Investigating Group Distributionally Robust Optimization for Deep Imbalanced Learning: A Case Study of Binary Tabular Data Classification
This work addresses the class imbalance problem for deep learning practitioners, particularly in tabular data, but it is incremental as it applies an existing gDRO method to a new data type.
The study tackled the class imbalance problem in deep neural networks by investigating group distributionally robust optimization (gDRO) for binary tabular data classification, finding that gDRO outperformed empirical risk minimization and classical methods in terms of g-mean and roc-auc across various benchmark datasets.
One of the most studied machine learning challenges that recent studies have shown the susceptibility of deep neural networks to is the class imbalance problem. While concerted research efforts in this direction have been notable in recent years, findings have shown that the canonical learning objective, empirical risk minimization (ERM), is unable to achieve optimal imbalance learning in deep neural networks given its bias to the majority class.

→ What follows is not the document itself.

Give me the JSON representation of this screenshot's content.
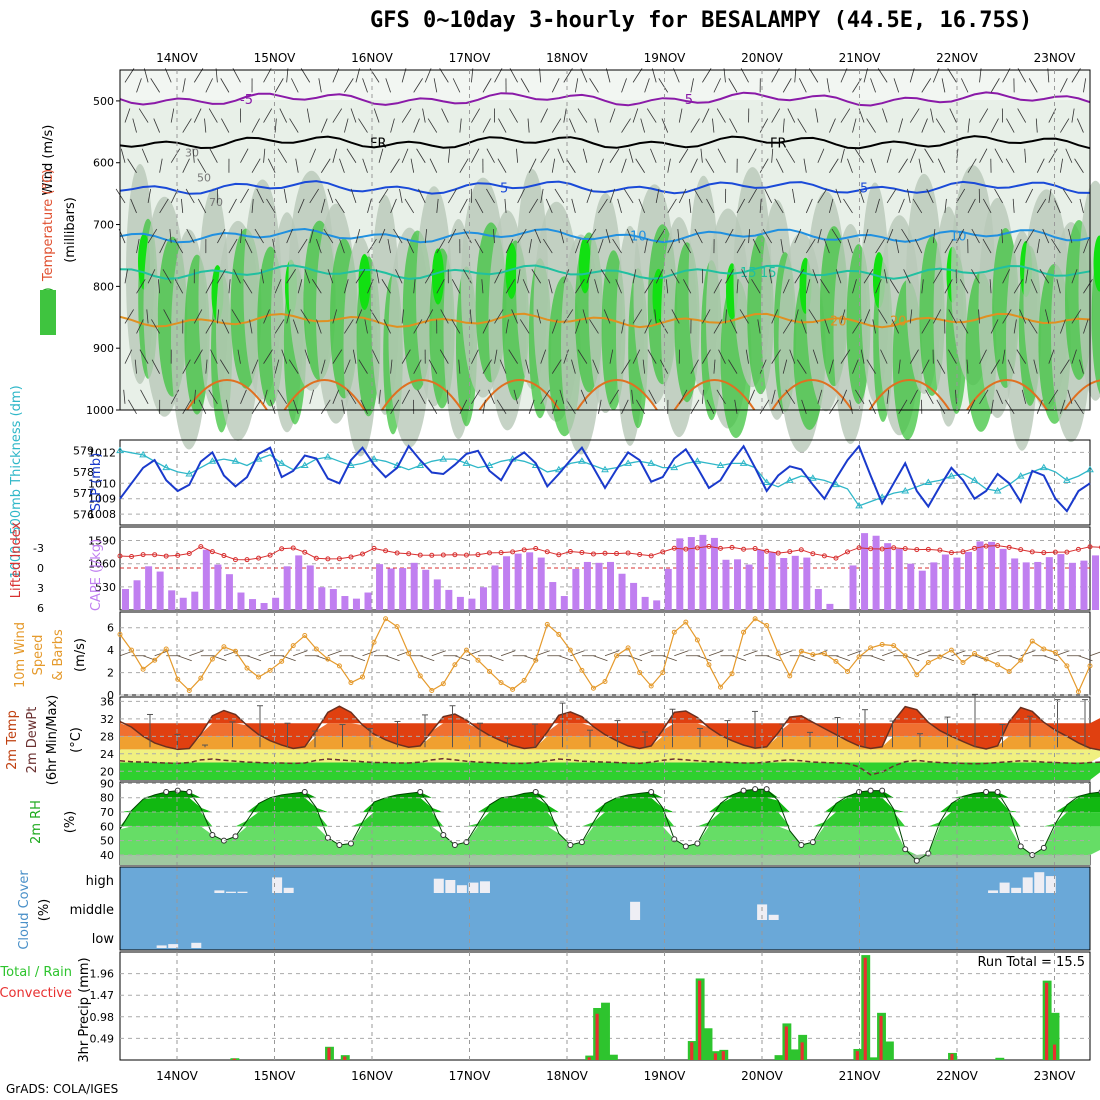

An alternative learning objective, group distributionally robust optimization (gDRO), is investigated in this study for imbalance learning, focusing on tabular imbalanced data as against image data that has dominated deep imbalance learning research. Contrary to minimizing average per instance loss as in ERM, gDRO seeks to minimize the worst group loss over the training data. Experimental findings in comparison with ERM and classical imbalance methods using four popularly used evaluation metrics in imbalance learning across several benchmark imbalance binary tabular data of varying imbalance ratios reveal impressive performance of gDRO, outperforming other compared methods in terms of g-mean and roc-auc.